Ce groupe « marxiste-léniniste » apporte donc sa caution à un programme vaguement antilibéral qui ne propose en rien une rupture fondamentale avec le capitalisme! On appuie un mouvement qui ne veut en rien abolir le système capitaliste mais au contraire mieux le gérer pour le rendre plus supportable aux yeux des travailleurs et qui, derrière un verbiage pseudo-révolutionnaire, propose en réalité l’accompagnement social du mode de production capitaliste. On s’attaque aux maux inhérents au système sans s’attaquer au système en lui-même : c’est du réformisme tout ce qu’il y a de plus classique et plat!

Le naufrage idéologique est encore plus flagrant avec le PCOF (Parti Communiste des Ouvriers de France), qui a choisi d’adhérer au Front de gauche. Faisant fi de la perspective révolutionnaire, il se contente de « travailler à renforcer le Front de gauche pour qu’il devienne une grande force de transformation politique et sociale » (voir éditorial du numéro de mars 2012 de La Forge).

Ce tour d’horizon rapide n’a pas pour but de polémiquer à outrance contre ces diverses organisations mais de souligner une divergence qui à l’heure actuelle constitue une ligne de démarcation entre les différentes organisations se réclamant du marxisme léninisme. En effet, il faut combattre idéologiquement le programme du Front de gauche qui est un obstacle à une prise de conscience anticapitaliste des travailleurs en les aiguillant vers un réformisme « radical ».

Le soutien apporté au candidat du Front de gauche – qu’il soit assumé ou indirect, discret ou implicite -, de même que les fables développées sur l’intérêt d’une 6e République dans le cadre du capitalisme, peuvent être qualifiées avec gants d’une erreur de parcours, sans gants d’une grave déviation en direction du réformisme, c’est à dire de la capitulation idéologique devant la bourgeoisie.
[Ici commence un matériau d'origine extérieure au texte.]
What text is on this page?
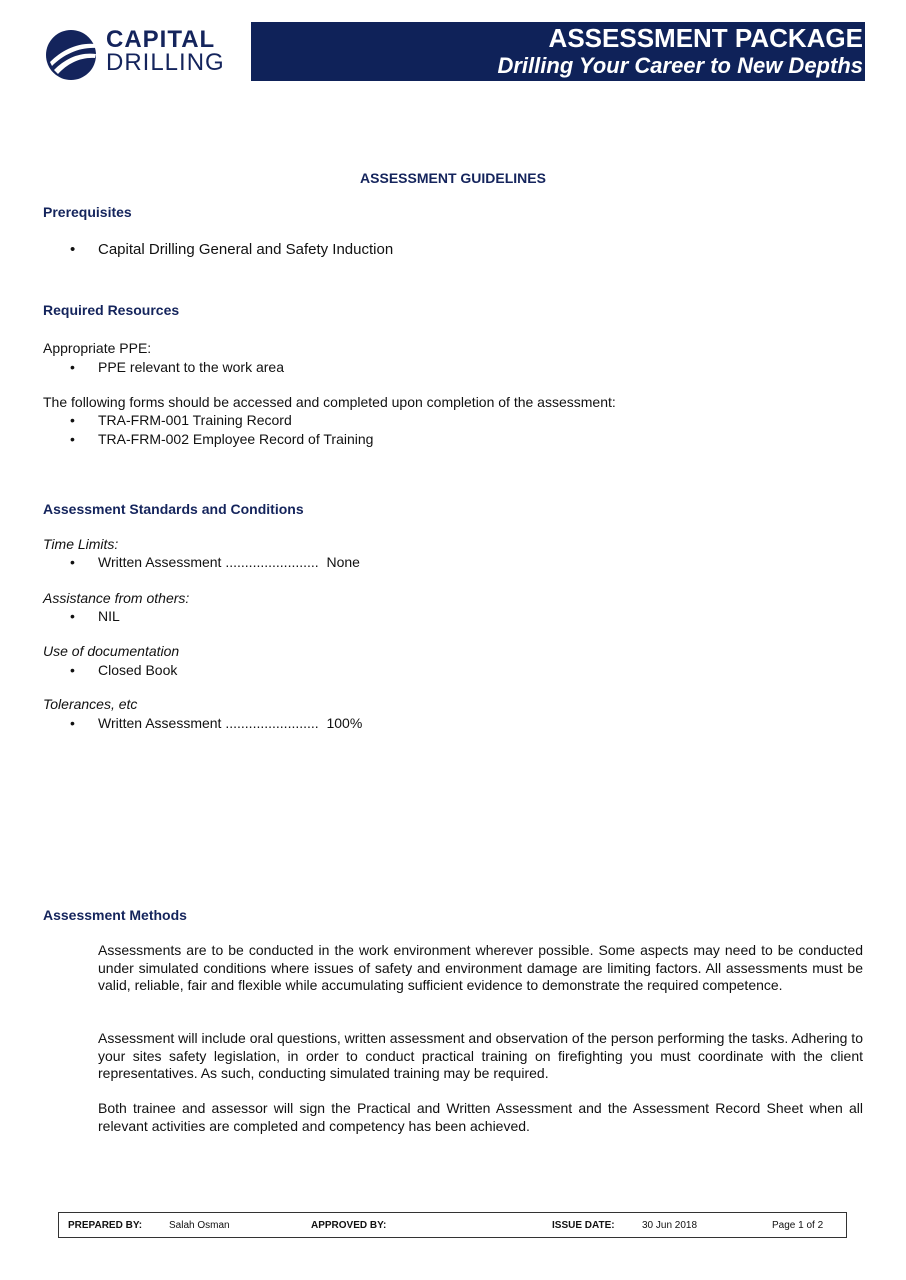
CAPITAL
DRILLING
ASSESSMENT PACKAGE
Drilling Your Career to New Depths
ASSESSMENT GUIDELINES
Prerequisites
• Capital Drilling General and Safety Induction
Required Resources
Appropriate PPE:
• PPE relevant to the work area
The following forms should be accessed and completed upon completion of the assessment:
• TRA-FRM-001 Training Record
• TRA-FRM-002 Employee Record of Training
Assessment Standards and Conditions
Time Limits:
• Written Assessment ........................  None
Assistance from others:
• NIL
Use of documentation
• Closed Book
Tolerances, etc
• Written Assessment ........................  100%
Assessment Methods
Assessments are to be conducted in the work environment wherever possible. Some aspects may need to be conducted under simulated conditions where issues of safety and environment damage are limiting factors. All assessments must be valid, reliable, fair and flexible while accumulating sufficient evidence to demonstrate the required competence.
Assessment will include oral questions, written assessment and observation of the person performing the tasks. Adhering to your sites safety legislation, in order to conduct practical training on firefighting you must coordinate with the client representatives. As such, conducting simulated training may be required.
Both trainee and assessor will sign the Practical and Written Assessment and the Assessment Record Sheet when all relevant activities are completed and competency has been achieved.
PREPARED BY:	Salah Osman	APPROVED BY:	ISSUE DATE:	30 Jun 2018	Page 1 of 2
Cela constitue un obstacle dans la perspective de la renaissance d’un parti communiste en France, d’une organisation de combat composée de révolutionnaires dont le but final n’est pas la cogestion du système capitaliste mais le renversement violent de la bourgeoisie par les masses ouvrières, sous la direction de l’avant-garde prolétarienne

 



[1]. La CC regroupait après les années 90 différentes tendances du PCF opposées à la liquidation idéologique totale et ouverte opérée par Robert Hue. Son socle idéologique reposait au plan intérieur sur l’opposition à la social-démocratisation du PCF et au plan extérieur sur la critique de Gorbatchev comme l’auteur de la contrerévolution en URSS.

Elle éclata ensuite après des épisodes mélodramatiques en trois groupes : La Coordination Communiste du Nord-Pas de Calais, devenue ensuite Rassemblement des Cercles Communistes, le PRCF (Pôle de Renaissance Communiste en France), et l’URCF, l’Union des Révolutionnaires Communistes de France.

Ces trois groupes prétendent bien entendu reconstruire un parti communiste. Mais ils portent dans leurs bagages l’héritage révisionniste avec toutes les tares anti-léninistes que cela comporte : social-chauvinisme pour les uns, confusion sur la stratégie et la tactique de la révolution pour tous. Rien d’étonnant puisque les dirigeants de ces groupes ont accompagné la dégénérescence du Mouvement Communiste International et du PCF quand il aurait fallu la combattre de front. Ils ont préféré à cette époque combattre les marxistes-léninistes qui avaient eu la lucidité et le courage d’engager ce combat.

Les dernières élections présidentielles et les élections législatives ont donné à ces groupes l’occasion d’illustrer leur inconséquence, allant du gauchisme proclamatoire à l’opportunisme le plus plat sous la forme du ralliement au mirage électoral.